What happened to "Explicit is better than implicit"? That's one of the main reasons I like Python. Recent changes are complicating the language but they don't bother me too much. This proposal is a game changer: it it gets accepted, Python will no longer be my language of choice for all kinds of scripts and tools.

Should All Strings Become f-strings?

Posted May 6, 2020 22:08 UTC (Wed) by NYKevin (subscriber, #129325) [Link]

> There is a fundamental difference between a string itself and formatting a string. That difference is there for a reason; don't mess with it! If you want to format a string, then format it. Explicitly.

While I generally agree, "f-strings by default" is much less insane than some of the other programming languages I've worked with. Inform 7, among its many other oddities, treats all strings as *lazily-evaluated* f-strings, and thus the contents of a string may be different every time you print it! In effect, every string literal implicitly becomes a thunk, closure, or lambda (whichever terminology you prefer), and that lambda is implicitly evaluated by the I/O system whenever a string needs to be printed (there's also a function to force immediate evaluation, because Inform 7 is not Haskell). Fortunately, in the Python world, everyone has been very clear from the beginning not to go down that bizarre and implausible road.

(To be fair, Inform 7 does have reasons for doing this. It is predominantly used for writing text adventures, which naturally contain a ton of text substitutions, and so it dedicates an enormous amount of effort to making text substitutions look grammatical and reasonable in a wide variety of circumstances. For example, it has full support for plurals, verb conjugation, comma-delimited lists, and a variety of other "little things" that are annoying to do by hand.
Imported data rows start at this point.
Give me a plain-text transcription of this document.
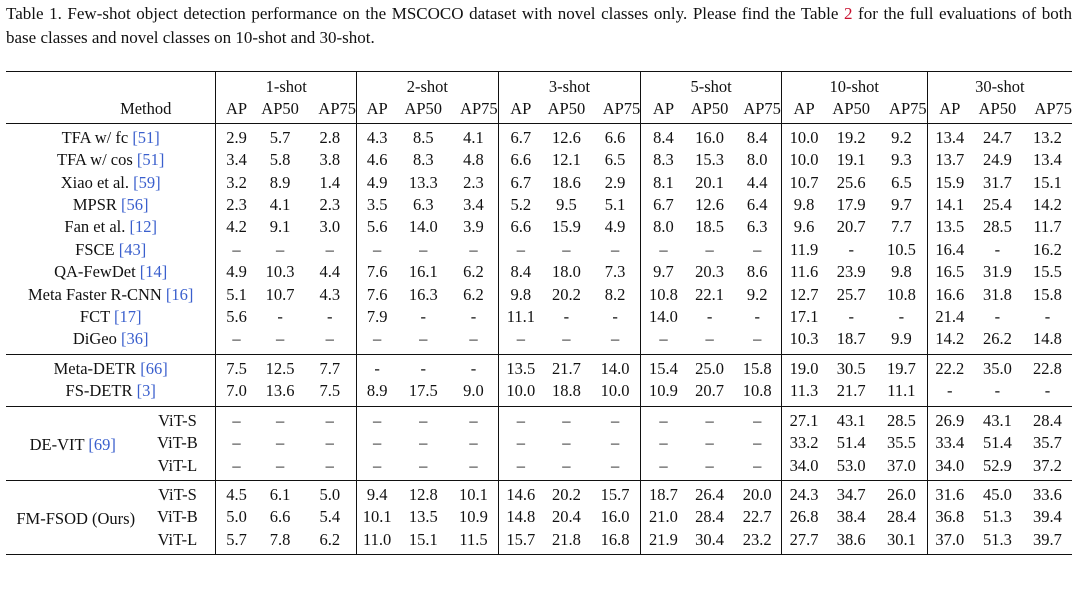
Table 1. Few-shot object detection performance on the MSCOCO dataset with novel classes only. Please find the Table 2 for the full evaluations of both base classes and novel classes on 10-shot and 30-shot.
		1-shot			2-shot			3-shot			5-shot			10-shot			30-shot		
Method		AP	AP50	AP75	AP	AP50	AP75	AP	AP50	AP75	AP	AP50	AP75	AP	AP50	AP75	AP	AP50	AP75
TFA w/ fc [51]		2.9	5.7	2.8	4.3	8.5	4.1	6.7	12.6	6.6	8.4	16.0	8.4	10.0	19.2	9.2	13.4	24.7	13.2
TFA w/ cos [51]		3.4	5.8	3.8	4.6	8.3	4.8	6.6	12.1	6.5	8.3	15.3	8.0	10.0	19.1	9.3	13.7	24.9	13.4
Xiao et al. [59]		3.2	8.9	1.4	4.9	13.3	2.3	6.7	18.6	2.9	8.1	20.1	4.4	10.7	25.6	6.5	15.9	31.7	15.1
MPSR [56]		2.3	4.1	2.3	3.5	6.3	3.4	5.2	9.5	5.1	6.7	12.6	6.4	9.8	17.9	9.7	14.1	25.4	14.2
Fan et al. [12]		4.2	9.1	3.0	5.6	14.0	3.9	6.6	15.9	4.9	8.0	18.5	6.3	9.6	20.7	7.7	13.5	28.5	11.7
FSCE [43]		–	–	–	–	–	–	–	–	–	–	–	–	11.9	-	10.5	16.4	-	16.2
QA-FewDet [14]		4.9	10.3	4.4	7.6	16.1	6.2	8.4	18.0	7.3	9.7	20.3	8.6	11.6	23.9	9.8	16.5	31.9	15.5
Meta Faster R-CNN [16]		5.1	10.7	4.3	7.6	16.3	6.2	9.8	20.2	8.2	10.8	22.1	9.2	12.7	25.7	10.8	16.6	31.8	15.8
FCT [17]		5.6	-	-	7.9	-	-	11.1	-	-	14.0	-	-	17.1	-	-	21.4	-	-
DiGeo [36]		–	–	–	–	–	–	–	–	–	–	–	–	10.3	18.7	9.9	14.2	26.2	14.8
Meta-DETR [66]		7.5	12.5	7.7	-	-	-	13.5	21.7	14.0	15.4	25.0	15.8	19.0	30.5	19.7	22.2	35.0	22.8
FS-DETR [3]		7.0	13.6	7.5	8.9	17.5	9.0	10.0	18.8	10.0	10.9	20.7	10.8	11.3	21.7	11.1	-	-	-
DE-VIT [69]	ViT-S	–	–	–	–	–	–	–	–	–	–	–	–	27.1	43.1	28.5	26.9	43.1	28.4
	ViT-B	–	–	–	–	–	–	–	–	–	–	–	–	33.2	51.4	35.5	33.4	51.4	35.7
	ViT-L	–	–	–	–	–	–	–	–	–	–	–	–	34.0	53.0	37.0	34.0	52.9	37.2
FM-FSOD (Ours)	ViT-S	4.5	6.1	5.0	9.4	12.8	10.1	14.6	20.2	15.7	18.7	26.4	20.0	24.3	34.7	26.0	31.6	45.0	33.6
	ViT-B	5.0	6.6	5.4	10.1	13.5	10.9	14.8	20.4	16.0	21.0	28.4	22.7	26.8	38.4	28.4	36.8	51.3	39.4
	ViT-L	5.7	7.8	6.2	11.0	15.1	11.5	15.7	21.8	16.8	21.9	30.4	23.2	27.7	38.6	30.1	37.0	51.3	39.7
Making it as easy as possible for printed text to contain "natural-looking" variations is obviously concordant with that goal. Also, it was originally designed to compile to Z-machine, which has severe memory constraints, so deferring text substitution to the last possible moment is obviously preferable to building a large string in memory and having it sit there indefinitely.)

The 2020 Python Language Summit

Posted May 4, 2020 20:01 UTC (Mon) by ofranja (guest, #11084) [Link]

"The path forward for typing" has a curious paragraph:

> Van Rossum offered an update on mypy. He admitted he hadn't been active on mypy recently, and "my former colleagues at Dropbox have not been able to make as much progress as we did in the past."

The missing piece of information here is that Dropbox decided to rewrite the Sync engine in Rust, see [1]. There's an interesting insight from this article from Dropbox:

> Rust has been a force multiplier for our team, and betting on Rust was one of the best decisions we made. More than performance, its ergonomics and focus on correctness has helped us tame sync’s complexity. We can encode complex invariants about our system in the type system and have the compiler check them for us.

I recommend both [1] and [2] as very interesting articles describing the rationale, design and trade-offs chosen on the development of this critical piece of software.